El filósofo

María Julia Hidalgo
19 septiembre 2025

Cuando llegamos al salón me alejé de Medrano con el propósito de que alguien lo saludara. Yo sabía que entre el público había jóvenes mexicanos que estudiaban en París, además de otros que llegaban de Inglaterra y de España. En efecto, un grupo de cuatro mexicanos se acercó a la mesa del café donde se encontraba el doctor, pero ninguno intentó saludarlo; se fueron directo a comer galletas.

En ese momento fui testigo del primer desaire. El reconocido escritor, ensayista, poeta, dramaturgo, filósofo, y una lista de halagadores adjetivos que leyó el presentador, pareció poca cosa para muchos de los presentes. El laureado académico mexicano era un perfecto desconocido en aquel país, incluso para sus propios colegas mexicanos.

Allí se encontraba Humberto Medrano, solo y de pie, con su portafolios negro, sus pantalones cortos y un chaleco de punto pasado de moda. El recién premiado en México por su ensayo sobre el destino y el propósito, era un don nadie en el país lejano; una vez más debía poner a prueba su conocimiento. Si los visitantes eran estudiantes de la misma área ¿acaso no conocían a Medrano? Sí, lo conocían, pero era obvio que no gozaba de sus simpatías o simplemente era un orador más en aquel encuentro donde la conferencia magistral era la que menos les importaba.

Una vez iniciada la sesión advertí rostros desconcertados entre el público. Los cuchicheos entre los asistentes no se hicieron esperar y más de uno abandonó la sala. La más ajena a todo lo que allí se decía, era yo. Mi trabajo consistía únicamente en traducir las palabras que iban saliendo de la boca del experto.

Casi en automático y sin reflexionarlas, me limitaba a hacer mi tarea de intérprete, pero dada la hostilidad que rondaba en el ambiente, empecé a escuchar lo que yo misma pronunciaba. No le encontré ni pies ni cabeza.

Me consolé diciéndome que seguramente era un tema complejo para mi comprensión, un postulado filosófico del que yo no entendía mucho. ¿Qué sabía yo de propósitos si me los habían arrebatado todos? Mucho menos del destino, que justo me acababa de jugar una mala pasada. Cuando terminó la exposición nadie dijo nada. Ni una sola pregunta.

El erudito, ignorando el desaire, tuvo la valentía de dirigirse al apático público. Les dijo que esperaba preguntas. Pese a su intervención nadie abrió la boca. Anunciaron al siguiente participante; comenzaría su lectura luego de un breve receso. Los presentes se pusieron de pie y salieron de la sala.

Esperé a que Medrano guardara sus papeles y cerrara su portafolios. Sin cruzar palabra, nos pusimos de pie. Alcanzamos al organizador, quien pidió el auto que nos llevaría a un café cercano. Seguramente a uno de esos famosos con los que muchas veces soñé: ¿ése donde se reunían los del club de La Serpiente; donde la Maga se sentía ridiculizada; donde Horacio se empeñaba en hallar el terrón de azúcar entre los pies de los comensales?...

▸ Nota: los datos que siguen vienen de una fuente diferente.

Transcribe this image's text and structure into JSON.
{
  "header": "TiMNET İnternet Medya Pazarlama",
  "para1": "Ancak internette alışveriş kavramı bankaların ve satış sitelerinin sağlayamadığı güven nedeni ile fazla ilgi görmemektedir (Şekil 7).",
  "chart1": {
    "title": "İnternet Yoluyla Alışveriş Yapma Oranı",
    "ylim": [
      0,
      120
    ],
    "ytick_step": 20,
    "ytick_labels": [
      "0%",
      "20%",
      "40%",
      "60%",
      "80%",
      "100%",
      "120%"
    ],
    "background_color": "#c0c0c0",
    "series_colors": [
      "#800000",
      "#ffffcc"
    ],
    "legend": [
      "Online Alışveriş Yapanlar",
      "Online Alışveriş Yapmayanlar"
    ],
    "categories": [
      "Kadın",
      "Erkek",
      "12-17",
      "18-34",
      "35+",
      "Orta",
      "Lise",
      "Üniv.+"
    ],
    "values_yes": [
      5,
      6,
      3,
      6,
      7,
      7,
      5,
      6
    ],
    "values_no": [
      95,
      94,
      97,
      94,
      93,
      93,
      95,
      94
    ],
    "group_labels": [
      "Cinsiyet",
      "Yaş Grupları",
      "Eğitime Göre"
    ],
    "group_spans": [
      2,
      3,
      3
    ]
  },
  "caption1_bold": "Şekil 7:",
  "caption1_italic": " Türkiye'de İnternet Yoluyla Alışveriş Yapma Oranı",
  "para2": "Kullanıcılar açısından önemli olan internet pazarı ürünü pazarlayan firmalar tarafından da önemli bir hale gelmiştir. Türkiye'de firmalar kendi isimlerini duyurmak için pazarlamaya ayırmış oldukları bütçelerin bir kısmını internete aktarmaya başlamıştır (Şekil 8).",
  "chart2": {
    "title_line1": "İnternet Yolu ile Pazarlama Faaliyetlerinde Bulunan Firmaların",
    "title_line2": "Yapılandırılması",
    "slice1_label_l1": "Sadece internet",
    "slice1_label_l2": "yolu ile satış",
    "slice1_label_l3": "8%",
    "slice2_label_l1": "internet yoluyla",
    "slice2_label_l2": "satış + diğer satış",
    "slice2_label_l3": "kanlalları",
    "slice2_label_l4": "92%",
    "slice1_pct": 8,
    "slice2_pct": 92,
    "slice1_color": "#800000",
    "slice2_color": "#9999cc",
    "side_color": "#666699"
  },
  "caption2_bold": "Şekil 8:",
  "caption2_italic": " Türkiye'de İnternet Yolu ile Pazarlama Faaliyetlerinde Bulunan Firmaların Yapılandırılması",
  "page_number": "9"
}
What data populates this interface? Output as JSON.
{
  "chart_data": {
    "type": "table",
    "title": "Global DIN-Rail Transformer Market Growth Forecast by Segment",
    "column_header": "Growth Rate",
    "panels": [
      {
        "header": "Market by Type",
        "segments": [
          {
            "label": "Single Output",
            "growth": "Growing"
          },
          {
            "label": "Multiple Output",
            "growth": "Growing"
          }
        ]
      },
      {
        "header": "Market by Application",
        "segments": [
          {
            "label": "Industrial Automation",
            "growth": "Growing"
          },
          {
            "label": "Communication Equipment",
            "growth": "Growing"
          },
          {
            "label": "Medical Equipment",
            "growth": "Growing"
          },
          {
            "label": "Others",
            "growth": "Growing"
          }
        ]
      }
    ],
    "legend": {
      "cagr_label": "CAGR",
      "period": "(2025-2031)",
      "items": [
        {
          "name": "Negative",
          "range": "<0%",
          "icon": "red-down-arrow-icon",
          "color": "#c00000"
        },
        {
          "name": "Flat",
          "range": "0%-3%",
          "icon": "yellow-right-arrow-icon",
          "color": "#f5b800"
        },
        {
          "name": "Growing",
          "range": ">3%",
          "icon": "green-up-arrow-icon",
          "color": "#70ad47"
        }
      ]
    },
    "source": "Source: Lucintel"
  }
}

Justo a la salida, una periodista interceptó al doctor Medrano. Se identificó como mexicana y le dijo que sólo tenía una pregunta, que llegando a México escribiría un ensayo sobre la soledad, pues era lo único que había experimentado al recorrer las ciudades europeas.

Qué distinto pensaba mi amiga B. Ella imaginaba que París la esperaba con los brazos abiertos, franceses amables y glamorosos dispuestos a revelarle los excesos y manías de sus escritores favoritos. Yo no la había visto. La notaba más bien angustiada y en busca de respuestas. El maestro la ignoró, subió al taxi y se fue. “Qué despropósito estar aquí”, fue lo último que dijo.